James Jeffrey, for The American Conservative, appreciates the comic strip.
The newspaper comic strip section is a particularly and peculiarly American institution. I can’t deny that, being British, when I open the special Sunday edition comic pull-out—six pages’ worth, and all in color!—I feel a twinge of self-consciousness.
But I also won’t deny that I fight through that DNA-inscribed British snootiness to read on—and I’m always rewarded with more than just a chuckle. There’s plenty of underappreciated wisdom in the comic section.
Snoopy’s philosophizing in Peanuts alone is enough to justify checking in. By way of illustration in a recent panel: Charlie Brown and Linus are strolling past Snoopy. “Do you ever feel like running away?” says Linus, to which Charlie Brown replies, “Of course…sometimes I feel like I want to run away from everything.” Snoopy watches them walk on before thinking to himself: “I remember having that feeling once when I was at the Daisy Hill Puppy Farm…I climbed over the fence, but I was still in the world.”
Though, as Jeffrey notes, not everyone is taken with the art form:
American writer Paul Fussell has no time for newspaper comic strips in his 1991 book Bad, Or The Dumbing of America. He says that when it comes to the worst newspapers in the country, “By their features ye shall know them: comic strips…and daily horoscopes.”
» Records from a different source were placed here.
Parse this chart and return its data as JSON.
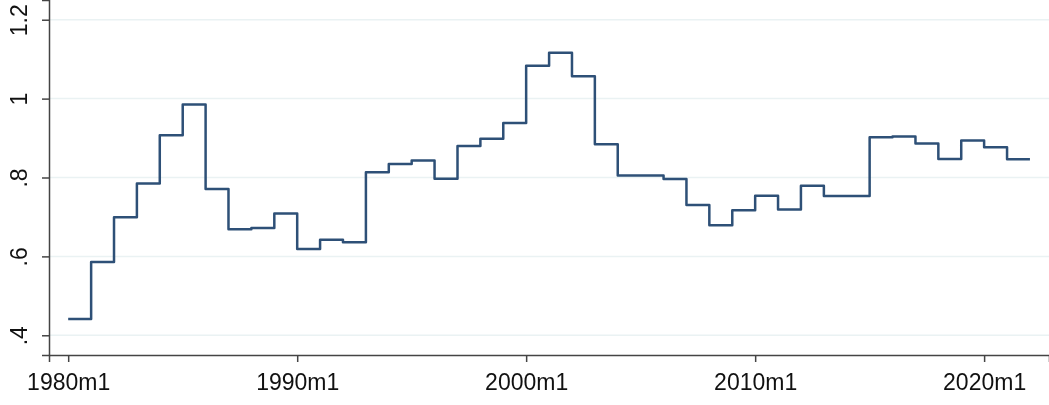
{
  "chart_data": {
    "type": "step",
    "x": [
      "1980-01",
      "1981-01",
      "1982-01",
      "1983-01",
      "1984-01",
      "1985-01",
      "1986-01",
      "1987-01",
      "1988-01",
      "1989-01",
      "1990-01",
      "1991-01",
      "1992-01",
      "1993-01",
      "1994-01",
      "1995-01",
      "1996-01",
      "1997-01",
      "1998-01",
      "1999-01",
      "2000-01",
      "2001-01",
      "2002-01",
      "2003-01",
      "2004-01",
      "2005-01",
      "2006-01",
      "2007-01",
      "2008-01",
      "2009-01",
      "2010-01",
      "2011-01",
      "2012-01",
      "2013-01",
      "2014-01",
      "2015-01",
      "2016-01",
      "2017-01",
      "2018-01",
      "2019-01",
      "2020-01",
      "2021-01",
      "2022-01"
    ],
    "series": [
      {
        "color": "#2e5077",
        "values": [
          0.441,
          0.586,
          0.699,
          0.785,
          0.907,
          0.985,
          0.771,
          0.669,
          0.672,
          0.709,
          0.619,
          0.642,
          0.636,
          0.813,
          0.834,
          0.843,
          0.797,
          0.88,
          0.898,
          0.938,
          1.083,
          1.116,
          1.057,
          0.884,
          0.805,
          0.805,
          0.796,
          0.73,
          0.679,
          0.717,
          0.754,
          0.719,
          0.779,
          0.753,
          0.753,
          0.902,
          0.904,
          0.886,
          0.847,
          0.894,
          0.877,
          0.846,
          0.846
        ]
      }
    ],
    "xlim": [
      "1979-03",
      "2022-11"
    ],
    "ylim": [
      0.35,
      1.25
    ],
    "xticks": [
      {
        "value": "1980-01",
        "label": "1980m1"
      },
      {
        "value": "1990-01",
        "label": "1990m1"
      },
      {
        "value": "2000-01",
        "label": "2000m1"
      },
      {
        "value": "2010-01",
        "label": "2010m1"
      },
      {
        "value": "2020-01",
        "label": "2020m1"
      }
    ],
    "yticks": [
      {
        "value": 0.4,
        "label": ".4"
      },
      {
        "value": 0.6,
        "label": ".6"
      },
      {
        "value": 0.8,
        "label": ".8"
      },
      {
        "value": 1,
        "label": "1"
      },
      {
        "value": 1.2,
        "label": "1.2"
      }
    ],
    "grid": "y",
    "line_style": "solid",
    "marker": "none"
  }
}
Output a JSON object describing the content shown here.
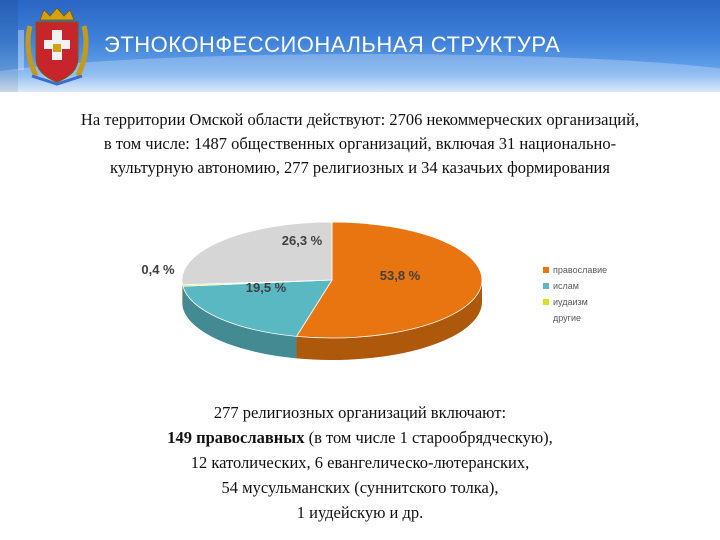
{
  "header": {
    "title": "ЭТНОКОНФЕССИОНАЛЬНАЯ СТРУКТУРА"
  },
  "intro": {
    "lines": [
      "На территории Омской области действуют: 2706 некоммерческих организаций,",
      "в том числе: 1487 общественных организаций, включая 31 национально-",
      "культурную автономию, 277 религиозных и 34 казачьих формирования"
    ]
  },
  "chart_data": {
    "type": "pie",
    "title": "",
    "slices": [
      {
        "name": "православие",
        "value": 53.8,
        "label": "53,8 %",
        "color": "#e8750f"
      },
      {
        "name": "ислам",
        "value": 19.5,
        "label": "19,5 %",
        "color": "#5ab8c2"
      },
      {
        "name": "иудаизм",
        "value": 0.4,
        "label": "0,4 %",
        "color": "#d9e21a"
      },
      {
        "name": "другие",
        "value": 26.3,
        "label": "26,3 %",
        "color": "#d6d6d6"
      }
    ],
    "legend_position": "right",
    "style": "3d"
  },
  "religious": {
    "line1": "277 религиозных организаций включают:",
    "line2_bold": "149 православных",
    "line2_rest": " (в том числе 1 старообрядческую),",
    "line3": "12 католических, 6 евангелическо-лютеранских,",
    "line4": "54 мусульманских (суннитского толка),",
    "line5": "1 иудейскую и др."
  }
}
Fussell’s wider point about comic strips being an example of the atrophying of serious reading habits, set within a general malaise that afflicts the newspaper industry, has credence. Nevertheless, I think the situation has changed. At least regarding comic strips, the decline of newspapers and discerning content continues and doesn’t show much sign of abating as media conglomerates purchase papers to extract maximum revenue from minimum resources.
Read James Jeffrey’s full essay, which ends with this maxim:
“[A]lways remember to keep a sense of humor. Otherwise you’ll be fucked.”